Perhaps it’s a mix of characters being too archetypal, and so failing to act outside these roles; at other times it’s their behaviour, for which I feel strangely excluded from their motivation. Also too, despite drawing elegantly from microbiology and genetics, the gap of nearly twenty years shows. Perhaps this is an unfair criticism, as writing genuine science-fiction – that is, fiction which bases itself on plausible science – is the hardest genre to not become hopelessly, laughably old-fashioned or completely wrong in. Altogether this creates the uncanny air of reading something that doesn’t seem all that creative or inspired.

Not to worry, still only half-way, with another one yet unread, and it’s always worthwhile reading an author’s problem children. (And I still have a daunting pile of Cantonese and Chinese history to get through …)

Reading: Joan Slonczewski – A Door into Ocean

A special arrival on Friday: three books of Joan Slonczewski, who is now on my Illustrious List of Science Fiction Writers, alongside Charles Stross, Iain M. Banks, and China Miéville. And the first woman on the list too. Excellent!

It was Charlie who caused me to discover Joan, when she guest-blogged there, and The Highest Frontier was my book of the year last October. I since got through Brain Plague, and decided in the best tradition of gluttony that the only sensible course to follow was to acquire as many of her remaining books as quick as possible.

I also needed a small break from reading all things Canton.

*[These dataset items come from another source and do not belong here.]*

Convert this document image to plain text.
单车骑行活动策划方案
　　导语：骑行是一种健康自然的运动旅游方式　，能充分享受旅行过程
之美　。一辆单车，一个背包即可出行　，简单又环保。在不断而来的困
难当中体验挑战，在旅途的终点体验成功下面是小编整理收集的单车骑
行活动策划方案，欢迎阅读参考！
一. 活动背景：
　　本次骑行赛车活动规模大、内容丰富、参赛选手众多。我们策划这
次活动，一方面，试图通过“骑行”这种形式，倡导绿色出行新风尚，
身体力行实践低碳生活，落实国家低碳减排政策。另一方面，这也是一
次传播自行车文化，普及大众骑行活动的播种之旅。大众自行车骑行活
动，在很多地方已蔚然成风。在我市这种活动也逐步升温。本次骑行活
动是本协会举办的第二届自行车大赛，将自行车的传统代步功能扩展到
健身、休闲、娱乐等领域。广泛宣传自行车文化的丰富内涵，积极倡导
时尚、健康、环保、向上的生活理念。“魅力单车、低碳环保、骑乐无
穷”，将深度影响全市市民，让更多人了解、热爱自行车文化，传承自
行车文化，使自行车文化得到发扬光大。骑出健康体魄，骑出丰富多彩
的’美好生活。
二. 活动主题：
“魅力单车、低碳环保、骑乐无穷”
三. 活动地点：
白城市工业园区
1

My original idea in writing about what I was reading was to write before I began, so this would be a short document of my reasons and expectations for reading. Being a glutton, I finished this some time Saturday morning. Fie!

So, I write from behind.

I was somewhat anxious about this one, as aspects of Joan’s feminism as well her age places her squarely in 2nd wave territory, and all the nasty essentialist separatism that goes with it. Equally though, she is a Quaker and a microbiologist, and I would say both at very least annul any corporal nationalism inherent in a ‘feminist utopia’ based on separatism.

Still, A Door to Ocean was written in the latter days of that wave, and years before gender theory and people like Anne Fausto-Sterling, so I was prepared to experience sourness. Luckily not. It’s not as weirdly sublime as Brain Plague, but nonetheless has that same beauty, poignancy and glorious inventiveness, and characters whose personalities float around in my thoughts for weeks and months.

Reading: Seung-Joon Lee — Gourmets in the Land of Famine: The Culture and Politics of Rice Consumption in Modern Canton

The last of my first stack of books for 2012, and one that has been on my list for a long time, which finally became affordable, Seung-Joon Lee’s Gourmets in the Land of Famine: The Culture and Politics of Rice Consumption in Modern Canton. Once again a book thick with endnotes, and covering such a specific topic — rice and its role in southern China during the Nationalist and revolutionary era — that it likely won’t grace many bookshelves.

In a quite sporadic and unplanned fashion, I’m managing to read my way into Canton and the south of China, which I hope eventually will cause me to arrive at a book or books that does justice to the history and culture of Canton and Lingnan. Starting with rice seemed like a good idea.